Something new is afoot at Union Square in New York City. Union Square is the home of East End Temple (EET), a Reform synagogue that has begun hosting Cordoba House Jumu’ah prayer every Friday. EET has already been renting space to the Cordoba House Sunday School, but the relation between the two communities—one Muslim, the other Jewish—is evolving into much more than a landlord/tenant agreement. We have embarked on a journey of mutual discovery, towards a future together that is still to emerge. Part of that journey has been a combined course in Judaism and Islam, taught together by Imam Feisal and the spiritual leader of the East End Temple, Rabbi Josh Stanton.
The two-session class met on Thursday, February 8 and February 15, 2018. About twenty participants drawn from both communities gathered for the evening classes at EET. Rabbi Stanton observed about Thursday that, of itself, it carries no special significance for either faith tradition, but the Jews and Muslims gathered together on those two Thursdays sanctified the day by their intention to welcome each other into their hearts.
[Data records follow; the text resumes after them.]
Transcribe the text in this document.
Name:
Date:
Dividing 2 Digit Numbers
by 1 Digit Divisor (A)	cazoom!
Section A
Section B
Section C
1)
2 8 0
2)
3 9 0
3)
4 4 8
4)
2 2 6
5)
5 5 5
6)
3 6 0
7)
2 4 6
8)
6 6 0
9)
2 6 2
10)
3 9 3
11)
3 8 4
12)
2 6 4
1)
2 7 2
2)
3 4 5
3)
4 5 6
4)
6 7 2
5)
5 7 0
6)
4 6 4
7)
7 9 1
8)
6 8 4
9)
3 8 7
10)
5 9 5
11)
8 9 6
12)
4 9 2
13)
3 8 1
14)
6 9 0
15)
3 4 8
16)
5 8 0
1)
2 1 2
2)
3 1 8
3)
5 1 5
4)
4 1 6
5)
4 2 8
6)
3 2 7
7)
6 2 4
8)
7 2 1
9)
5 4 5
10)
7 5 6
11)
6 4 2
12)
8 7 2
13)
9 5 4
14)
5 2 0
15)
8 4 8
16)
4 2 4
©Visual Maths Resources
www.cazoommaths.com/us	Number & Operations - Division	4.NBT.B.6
And, so they did!
The two spiritual leaders wove together a tapestry of friendship between Islam and Judaism. Judaism would never have survived, commented the Rabbi, had the medieval Muslim Abbasids not hosted centers of Jewish learning in Baghdad; to which the Imam rejoined, Muslims would never have had their workable regimen of prayer had not Moses advised Muhammad, during the Prophet’s Night Journey, to recommend to God five-times daily prayer, over the 50 God had at first commanded. The teachers commented on ways Judaism and Islam reflect each other and affirm the validity of other faiths.
Students and teachers together plumbed deep questions about the afterlife, why we suffer in this life, and the one God of all religions overseeing this life and the next. In the warmth of the exchange, the classes foretold a new and evolving community of God-believers of all faiths.